Technical information
- Class: B
- ERP: 26,000 watts
- HAAT: 205.5 metres (674 ft)

Links
- Webcast: Listen Live
- Website: oxfordtoday.ca

= CKOT-FM =

Radio station in Tillsonburg, Ontario

CKOT-FM (101.3 FM, "101.3 Giant FM") is a Canadian radio station licensed to Tillsonburg, Ontario and serving the London area. Owned by My Broadcasting Corporation, the station broadcasts an classic rock format. Its transmitter is located near the interchange of Highway 19 and Highway 401 (Exit 218), close to Ingersoll.

==History==
CKOT-FM is the second radio station to serve Tillsonburg, Ontario, and is the sister station to the now defunct CKOT and the current operating CJDL-FM.

The station's history dates back to 1964. Its owner was the late John B. Lamers (1905-April 17, 1994).
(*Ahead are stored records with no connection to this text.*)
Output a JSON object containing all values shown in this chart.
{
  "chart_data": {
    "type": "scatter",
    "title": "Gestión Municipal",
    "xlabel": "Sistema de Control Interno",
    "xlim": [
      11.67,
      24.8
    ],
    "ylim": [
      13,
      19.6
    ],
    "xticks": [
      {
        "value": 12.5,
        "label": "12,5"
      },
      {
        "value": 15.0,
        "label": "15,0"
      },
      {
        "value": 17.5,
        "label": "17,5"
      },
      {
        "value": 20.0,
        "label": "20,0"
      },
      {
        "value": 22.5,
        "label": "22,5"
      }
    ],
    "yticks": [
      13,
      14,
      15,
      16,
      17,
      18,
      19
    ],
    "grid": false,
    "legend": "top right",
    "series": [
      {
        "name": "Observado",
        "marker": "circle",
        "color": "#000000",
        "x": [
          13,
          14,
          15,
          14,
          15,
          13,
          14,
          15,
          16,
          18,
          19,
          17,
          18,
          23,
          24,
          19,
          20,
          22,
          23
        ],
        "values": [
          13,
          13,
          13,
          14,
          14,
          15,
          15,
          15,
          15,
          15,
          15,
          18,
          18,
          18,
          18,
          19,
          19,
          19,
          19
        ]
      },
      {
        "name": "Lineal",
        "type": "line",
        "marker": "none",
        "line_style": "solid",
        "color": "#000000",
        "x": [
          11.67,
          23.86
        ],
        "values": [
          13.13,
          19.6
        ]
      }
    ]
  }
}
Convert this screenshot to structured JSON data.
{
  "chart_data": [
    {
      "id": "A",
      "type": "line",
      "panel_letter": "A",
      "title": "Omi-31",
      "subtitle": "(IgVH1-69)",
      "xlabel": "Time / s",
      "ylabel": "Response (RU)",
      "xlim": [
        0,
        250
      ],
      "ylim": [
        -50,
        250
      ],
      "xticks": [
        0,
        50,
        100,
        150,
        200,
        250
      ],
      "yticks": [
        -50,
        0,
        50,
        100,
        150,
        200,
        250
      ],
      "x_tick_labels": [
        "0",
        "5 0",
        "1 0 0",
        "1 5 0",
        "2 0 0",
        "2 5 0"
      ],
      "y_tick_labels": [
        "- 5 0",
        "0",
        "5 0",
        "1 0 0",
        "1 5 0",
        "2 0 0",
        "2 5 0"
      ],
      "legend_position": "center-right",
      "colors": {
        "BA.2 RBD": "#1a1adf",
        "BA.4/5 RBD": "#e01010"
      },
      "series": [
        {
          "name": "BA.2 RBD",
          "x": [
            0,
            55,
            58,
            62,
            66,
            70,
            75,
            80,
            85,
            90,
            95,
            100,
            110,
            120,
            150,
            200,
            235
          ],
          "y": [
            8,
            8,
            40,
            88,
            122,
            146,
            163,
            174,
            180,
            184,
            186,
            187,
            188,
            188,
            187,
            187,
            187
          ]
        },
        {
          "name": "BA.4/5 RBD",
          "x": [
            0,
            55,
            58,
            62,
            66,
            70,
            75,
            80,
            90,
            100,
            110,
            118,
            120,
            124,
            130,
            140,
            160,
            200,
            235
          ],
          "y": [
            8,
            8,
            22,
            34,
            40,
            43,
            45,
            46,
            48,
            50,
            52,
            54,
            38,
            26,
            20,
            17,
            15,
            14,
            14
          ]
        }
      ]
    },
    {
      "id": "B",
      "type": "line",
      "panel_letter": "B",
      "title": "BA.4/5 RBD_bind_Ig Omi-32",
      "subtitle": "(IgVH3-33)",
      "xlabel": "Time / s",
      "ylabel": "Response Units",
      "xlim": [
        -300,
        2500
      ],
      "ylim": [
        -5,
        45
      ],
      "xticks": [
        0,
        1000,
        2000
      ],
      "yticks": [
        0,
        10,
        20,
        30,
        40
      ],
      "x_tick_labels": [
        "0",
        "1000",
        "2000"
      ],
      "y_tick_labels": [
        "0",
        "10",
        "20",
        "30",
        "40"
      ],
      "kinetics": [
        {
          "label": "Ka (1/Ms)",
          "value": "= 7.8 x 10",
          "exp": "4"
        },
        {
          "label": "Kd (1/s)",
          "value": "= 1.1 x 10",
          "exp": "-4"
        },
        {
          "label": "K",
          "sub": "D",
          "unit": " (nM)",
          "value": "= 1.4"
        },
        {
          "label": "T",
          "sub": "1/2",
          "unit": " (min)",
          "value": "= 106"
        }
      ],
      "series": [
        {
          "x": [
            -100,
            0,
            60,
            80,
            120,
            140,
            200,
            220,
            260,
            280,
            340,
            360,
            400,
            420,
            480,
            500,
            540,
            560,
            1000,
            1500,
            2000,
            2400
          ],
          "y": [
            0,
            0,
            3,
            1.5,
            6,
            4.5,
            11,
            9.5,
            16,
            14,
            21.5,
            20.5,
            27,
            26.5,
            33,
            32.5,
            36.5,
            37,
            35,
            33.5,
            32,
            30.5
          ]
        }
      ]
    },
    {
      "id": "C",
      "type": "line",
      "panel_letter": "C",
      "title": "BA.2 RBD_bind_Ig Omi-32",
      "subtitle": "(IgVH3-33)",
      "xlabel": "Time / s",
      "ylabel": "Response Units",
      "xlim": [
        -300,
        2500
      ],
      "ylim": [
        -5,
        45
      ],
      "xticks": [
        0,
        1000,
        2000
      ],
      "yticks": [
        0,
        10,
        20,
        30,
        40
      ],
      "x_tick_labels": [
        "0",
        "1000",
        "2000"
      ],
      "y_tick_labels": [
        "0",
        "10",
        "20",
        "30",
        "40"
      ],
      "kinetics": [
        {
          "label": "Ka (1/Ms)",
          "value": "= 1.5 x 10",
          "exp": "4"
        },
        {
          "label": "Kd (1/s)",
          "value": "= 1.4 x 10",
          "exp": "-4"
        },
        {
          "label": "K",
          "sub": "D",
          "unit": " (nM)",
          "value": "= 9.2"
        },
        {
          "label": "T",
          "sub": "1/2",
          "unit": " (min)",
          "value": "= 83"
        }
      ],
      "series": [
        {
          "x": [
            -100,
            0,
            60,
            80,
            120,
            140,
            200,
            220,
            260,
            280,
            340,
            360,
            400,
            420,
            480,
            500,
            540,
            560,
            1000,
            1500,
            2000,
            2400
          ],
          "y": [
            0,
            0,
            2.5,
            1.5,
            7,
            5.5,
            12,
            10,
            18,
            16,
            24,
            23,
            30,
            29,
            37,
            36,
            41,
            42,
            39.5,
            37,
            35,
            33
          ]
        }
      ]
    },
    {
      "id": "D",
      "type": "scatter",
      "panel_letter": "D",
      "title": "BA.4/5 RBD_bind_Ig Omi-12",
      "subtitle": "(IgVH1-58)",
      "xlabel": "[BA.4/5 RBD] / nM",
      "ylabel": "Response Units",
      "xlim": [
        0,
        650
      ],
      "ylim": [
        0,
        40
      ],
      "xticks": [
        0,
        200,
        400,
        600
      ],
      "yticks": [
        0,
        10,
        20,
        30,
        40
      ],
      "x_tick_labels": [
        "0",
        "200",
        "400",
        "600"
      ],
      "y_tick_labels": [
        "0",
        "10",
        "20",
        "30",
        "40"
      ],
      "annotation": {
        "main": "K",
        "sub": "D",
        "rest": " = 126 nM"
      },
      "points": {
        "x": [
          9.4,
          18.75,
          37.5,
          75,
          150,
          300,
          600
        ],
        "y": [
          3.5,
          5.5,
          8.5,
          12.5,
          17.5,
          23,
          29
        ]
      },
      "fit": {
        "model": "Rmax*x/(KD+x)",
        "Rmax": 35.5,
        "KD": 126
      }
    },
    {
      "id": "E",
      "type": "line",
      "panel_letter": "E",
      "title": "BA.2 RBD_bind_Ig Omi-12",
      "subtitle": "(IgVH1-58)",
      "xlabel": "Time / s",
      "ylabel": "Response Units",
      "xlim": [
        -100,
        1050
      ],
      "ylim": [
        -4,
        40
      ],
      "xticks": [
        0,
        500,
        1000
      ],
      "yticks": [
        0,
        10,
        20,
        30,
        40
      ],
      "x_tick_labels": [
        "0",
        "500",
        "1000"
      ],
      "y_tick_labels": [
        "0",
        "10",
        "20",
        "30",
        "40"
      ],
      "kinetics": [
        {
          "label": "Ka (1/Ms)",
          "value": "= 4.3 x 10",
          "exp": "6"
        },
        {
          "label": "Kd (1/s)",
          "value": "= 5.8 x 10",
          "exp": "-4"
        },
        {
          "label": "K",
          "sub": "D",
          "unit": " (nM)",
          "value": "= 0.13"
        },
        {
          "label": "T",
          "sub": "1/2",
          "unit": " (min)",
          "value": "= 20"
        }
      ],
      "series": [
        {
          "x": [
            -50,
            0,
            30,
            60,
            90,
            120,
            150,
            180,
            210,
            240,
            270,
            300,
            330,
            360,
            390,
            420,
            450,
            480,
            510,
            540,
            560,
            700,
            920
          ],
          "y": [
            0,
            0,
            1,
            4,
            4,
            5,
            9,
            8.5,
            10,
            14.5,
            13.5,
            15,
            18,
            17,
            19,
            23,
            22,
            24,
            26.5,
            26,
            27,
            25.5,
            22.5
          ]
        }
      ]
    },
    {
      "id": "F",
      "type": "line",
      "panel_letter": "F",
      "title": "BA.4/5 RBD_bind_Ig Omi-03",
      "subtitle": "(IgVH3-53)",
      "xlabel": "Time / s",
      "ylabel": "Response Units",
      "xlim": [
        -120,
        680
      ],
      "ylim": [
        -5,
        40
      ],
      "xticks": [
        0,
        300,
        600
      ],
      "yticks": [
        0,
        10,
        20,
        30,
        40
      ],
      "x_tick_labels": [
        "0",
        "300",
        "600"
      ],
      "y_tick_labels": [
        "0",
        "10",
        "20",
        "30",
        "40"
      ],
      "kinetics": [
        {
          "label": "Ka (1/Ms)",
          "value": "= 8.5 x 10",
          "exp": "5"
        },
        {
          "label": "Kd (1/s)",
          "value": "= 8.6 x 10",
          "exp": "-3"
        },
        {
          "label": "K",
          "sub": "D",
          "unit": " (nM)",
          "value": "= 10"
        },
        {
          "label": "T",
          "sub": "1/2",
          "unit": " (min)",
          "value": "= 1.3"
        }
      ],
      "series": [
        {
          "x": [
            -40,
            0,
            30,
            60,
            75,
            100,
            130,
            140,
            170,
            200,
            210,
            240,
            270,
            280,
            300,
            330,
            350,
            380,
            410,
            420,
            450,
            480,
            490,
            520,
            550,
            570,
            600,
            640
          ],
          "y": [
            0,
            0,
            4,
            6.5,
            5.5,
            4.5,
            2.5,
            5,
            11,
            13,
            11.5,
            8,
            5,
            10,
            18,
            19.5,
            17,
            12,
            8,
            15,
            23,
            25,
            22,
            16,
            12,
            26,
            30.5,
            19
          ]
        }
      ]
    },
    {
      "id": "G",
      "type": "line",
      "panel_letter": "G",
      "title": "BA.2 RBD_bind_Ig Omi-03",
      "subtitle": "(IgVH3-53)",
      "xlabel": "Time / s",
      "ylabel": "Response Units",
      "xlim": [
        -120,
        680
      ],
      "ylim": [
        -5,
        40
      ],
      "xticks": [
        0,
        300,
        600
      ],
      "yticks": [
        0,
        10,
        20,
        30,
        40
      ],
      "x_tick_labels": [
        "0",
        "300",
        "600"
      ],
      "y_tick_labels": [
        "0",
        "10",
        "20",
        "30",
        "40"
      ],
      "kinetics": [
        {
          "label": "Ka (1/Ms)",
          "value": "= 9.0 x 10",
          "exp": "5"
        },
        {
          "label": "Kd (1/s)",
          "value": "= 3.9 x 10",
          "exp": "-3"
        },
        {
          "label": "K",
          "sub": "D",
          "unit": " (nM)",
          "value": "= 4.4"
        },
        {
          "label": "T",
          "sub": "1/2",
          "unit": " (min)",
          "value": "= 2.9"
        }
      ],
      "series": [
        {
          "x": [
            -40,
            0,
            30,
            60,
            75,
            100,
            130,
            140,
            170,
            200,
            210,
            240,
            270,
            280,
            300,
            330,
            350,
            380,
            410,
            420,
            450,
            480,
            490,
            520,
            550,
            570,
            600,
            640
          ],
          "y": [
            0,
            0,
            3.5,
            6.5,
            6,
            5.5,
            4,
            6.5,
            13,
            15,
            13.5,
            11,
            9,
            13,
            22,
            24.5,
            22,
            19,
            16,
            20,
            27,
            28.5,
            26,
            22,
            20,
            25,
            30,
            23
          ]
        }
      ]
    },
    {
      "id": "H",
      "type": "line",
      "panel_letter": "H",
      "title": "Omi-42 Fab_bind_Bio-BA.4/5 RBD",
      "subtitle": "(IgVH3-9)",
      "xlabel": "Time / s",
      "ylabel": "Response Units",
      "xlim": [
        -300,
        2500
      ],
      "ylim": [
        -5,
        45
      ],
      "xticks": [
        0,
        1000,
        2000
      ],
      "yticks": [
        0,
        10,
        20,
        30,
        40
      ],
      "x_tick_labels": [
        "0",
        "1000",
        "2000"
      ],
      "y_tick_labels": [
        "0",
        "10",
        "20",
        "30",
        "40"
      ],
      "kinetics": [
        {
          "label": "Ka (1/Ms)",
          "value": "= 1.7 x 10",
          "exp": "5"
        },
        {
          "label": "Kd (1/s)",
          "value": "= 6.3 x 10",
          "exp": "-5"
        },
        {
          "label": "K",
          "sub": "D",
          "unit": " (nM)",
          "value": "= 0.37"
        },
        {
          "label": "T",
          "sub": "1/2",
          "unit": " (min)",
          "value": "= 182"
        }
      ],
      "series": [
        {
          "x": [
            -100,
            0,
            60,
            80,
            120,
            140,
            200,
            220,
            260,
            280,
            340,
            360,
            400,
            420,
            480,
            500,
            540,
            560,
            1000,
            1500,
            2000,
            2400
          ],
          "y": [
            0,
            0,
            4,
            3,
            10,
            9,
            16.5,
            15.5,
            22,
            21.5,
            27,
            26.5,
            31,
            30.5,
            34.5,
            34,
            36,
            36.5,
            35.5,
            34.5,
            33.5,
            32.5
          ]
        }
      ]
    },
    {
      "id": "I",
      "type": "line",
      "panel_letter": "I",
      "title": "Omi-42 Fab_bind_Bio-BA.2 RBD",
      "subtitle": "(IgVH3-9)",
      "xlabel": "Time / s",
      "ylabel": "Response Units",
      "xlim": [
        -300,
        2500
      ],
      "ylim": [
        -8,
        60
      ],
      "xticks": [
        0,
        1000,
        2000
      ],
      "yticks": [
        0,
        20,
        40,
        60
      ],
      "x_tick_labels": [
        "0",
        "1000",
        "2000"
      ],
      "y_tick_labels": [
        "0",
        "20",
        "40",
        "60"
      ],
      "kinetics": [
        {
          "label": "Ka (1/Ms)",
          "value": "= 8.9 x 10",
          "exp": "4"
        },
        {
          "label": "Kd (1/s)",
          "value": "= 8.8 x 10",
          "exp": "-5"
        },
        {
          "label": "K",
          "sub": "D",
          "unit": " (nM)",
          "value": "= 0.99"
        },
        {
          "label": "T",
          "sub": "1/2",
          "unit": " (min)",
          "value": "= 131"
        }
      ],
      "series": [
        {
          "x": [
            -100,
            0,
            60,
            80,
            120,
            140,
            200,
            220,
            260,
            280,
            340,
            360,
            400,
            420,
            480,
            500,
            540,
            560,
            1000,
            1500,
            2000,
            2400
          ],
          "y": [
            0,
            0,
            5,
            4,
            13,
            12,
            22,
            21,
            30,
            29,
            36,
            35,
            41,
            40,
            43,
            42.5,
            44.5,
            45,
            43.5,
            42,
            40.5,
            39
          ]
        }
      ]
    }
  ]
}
His application for a radio station on the FM dial at 106.7 FM was accepted, but he was advised to use the frequency of 100.5 FM instead. The station first aired on October 1, 1965. Its ERP was 1,135 watts. Its studios were in Tillsonburg, while its transmitter was located to the northwest of the town. CKOT-FM originally acted as a simulcast transmitter while CKOT was on the air (the FM transmitter was able to operate from 6 a.m. to midnight, even though the AM station could only air from sunrise to sunset, as it was a daytimer station). Since the FM station was on the air longer, it proved to be successful.

By January 1970, CKOT-FM and CKOT had adopted different programming. CKOT-FM adopted "The Sound of Music" easy listening format, while the AM station became known as "Active, Lively, Community Information Radio".

In 1974, the station was granted permission to move to 101.3 MHz, to increase its power to 50,000 watts, and to move its transmitter to a new site (its current location). This went into effect in December 1974.

In 1996, the CRTC approved a change of ownership of Tillsonburg Broadcasting Co. Ltd., resulting in John D. Lamers, Jr. increasing his ownership interest from 36.8 to 50.3%. This gave him a controlling interest in his Tillsonburg Broadcasting (also known as the "John D. Lamers Group"), and its two radio stations (CKOT-AM-FM). Other shareholders are Robert Lamers and Joanne Fenton.

On February 17, 2013, CKOT operating at 1510 kHz left the air and was one of Canada's last daytime-only radio stations.

On September 27, 2016, Tillsonburg Broadcasting Company announced that it had sold its stations to Rogers Media pending CRTC approval, ending over 50 years of local ownership. The CRTC approved the transfer of ownership on July 13, 2017.

Former logo as "Easy 101.3" used from 2018-2025

On August 15, 2018, the station re-branded from Easy 101 to Easy 101.3 (with branding modelled upon other Rogers-owned AC stations) and revamped its programming, replacing its local personalities with voice tracked talent from its sister stations, and dropping older music in favour of a mainstream adult contemporary format.

On November 22, 2024, Rogers announced its intent to sell CKOT-FM and CJDL-FM to My Broadcasting Corporation (MBC), pending CRTC approval. The transaction was approved by the CRTC on June 30, 2025. On August 1, 2025, MBC flipped the station to classic rock as 101.3 Giant FM.